Depuis quelques années, en France, des militants pratiquent la désobéissance civile en toute illégalité (on pourra discuter le bien-fondé de ces actions) ; combats divers qui sont pour eux tout à fait « légitimes » sans être pour autant « légaux ». La plupart sont partisans de la non-violence, mais la désobéissance civile peut être violente. D’ailleurs il est des actions, contre les OGM, par exemple, qui sont considérées comme particulièrement violentes.

Je ne peux m’engager plus avant dans la discussion avec Rackham car je ne suis pas sûr de toujours le comprendre. Disons que ce texte est une première approche qui pourra se poursuivre…

Je me méfie d’une certaine véhémence du discours qui ne conforte souvent que sa propre bonne conscience ; s’indigner ne suffit pas, il faut certes agir.
Deux peuples, récemment, le tunisien et l’égyptien, viennent de nous montrer que la plus grande efficacité ne peut venir que du déploiement en masse des hommes et des femmes ; ce qu’ils ont fait plutôt pacifiquement (et sans leaders) car ils ont su déjouer les provocations policières ; avec cependant des morts dans leurs rangs.
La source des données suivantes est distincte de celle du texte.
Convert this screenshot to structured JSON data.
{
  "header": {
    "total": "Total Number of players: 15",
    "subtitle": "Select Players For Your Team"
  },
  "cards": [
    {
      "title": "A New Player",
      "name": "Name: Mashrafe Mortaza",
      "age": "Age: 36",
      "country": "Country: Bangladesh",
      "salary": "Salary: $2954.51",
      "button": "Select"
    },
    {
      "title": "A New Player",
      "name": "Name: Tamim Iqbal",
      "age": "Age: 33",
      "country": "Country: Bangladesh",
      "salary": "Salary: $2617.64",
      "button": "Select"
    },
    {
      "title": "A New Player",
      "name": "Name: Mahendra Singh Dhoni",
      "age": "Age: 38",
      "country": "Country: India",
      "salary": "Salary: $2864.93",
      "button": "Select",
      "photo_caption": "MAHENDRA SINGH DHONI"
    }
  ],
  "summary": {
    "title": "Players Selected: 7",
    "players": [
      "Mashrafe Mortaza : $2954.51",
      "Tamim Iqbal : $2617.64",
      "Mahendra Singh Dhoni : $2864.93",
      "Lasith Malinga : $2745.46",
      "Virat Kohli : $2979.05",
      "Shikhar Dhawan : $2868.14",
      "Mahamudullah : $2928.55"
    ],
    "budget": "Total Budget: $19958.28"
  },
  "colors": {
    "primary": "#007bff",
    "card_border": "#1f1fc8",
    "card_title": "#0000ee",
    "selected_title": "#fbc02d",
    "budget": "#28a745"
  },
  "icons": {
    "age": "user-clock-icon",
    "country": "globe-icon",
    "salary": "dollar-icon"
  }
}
Je ne mettrai pas de côté un facteur qui a été déterminant : la non-intervention de l’armée contre le peuple. Et je n’oublierai pas l’étincelle qui a allumé le corps de Mohamed Bouazizi : le sacrifice désespéré de ce garçon a allumé un feu de révolte et d’espérance.

Anarchistes, nous ne voulons pas le pouvoir politique que nous souhaitons plutôt détruire, mais nous voulons au moins un pouvoir économique décentralisé. Cela se fera-t-il par les armes ? J’en doute : ceux qui triomphent par ce moyen n’abandonnent que rarement le pouvoir ; le pouvoir qu’ils ont conquis par le fusil, ils le gardent ; et tout recommence…

« Les anarchistes appréhendent leur pensée comme une véritable force plastique qui peut se décliner de manière totalement différente au gré des événements et des situations », a écrit quelque part Vivien García. C’est une ouverture à l’imagination.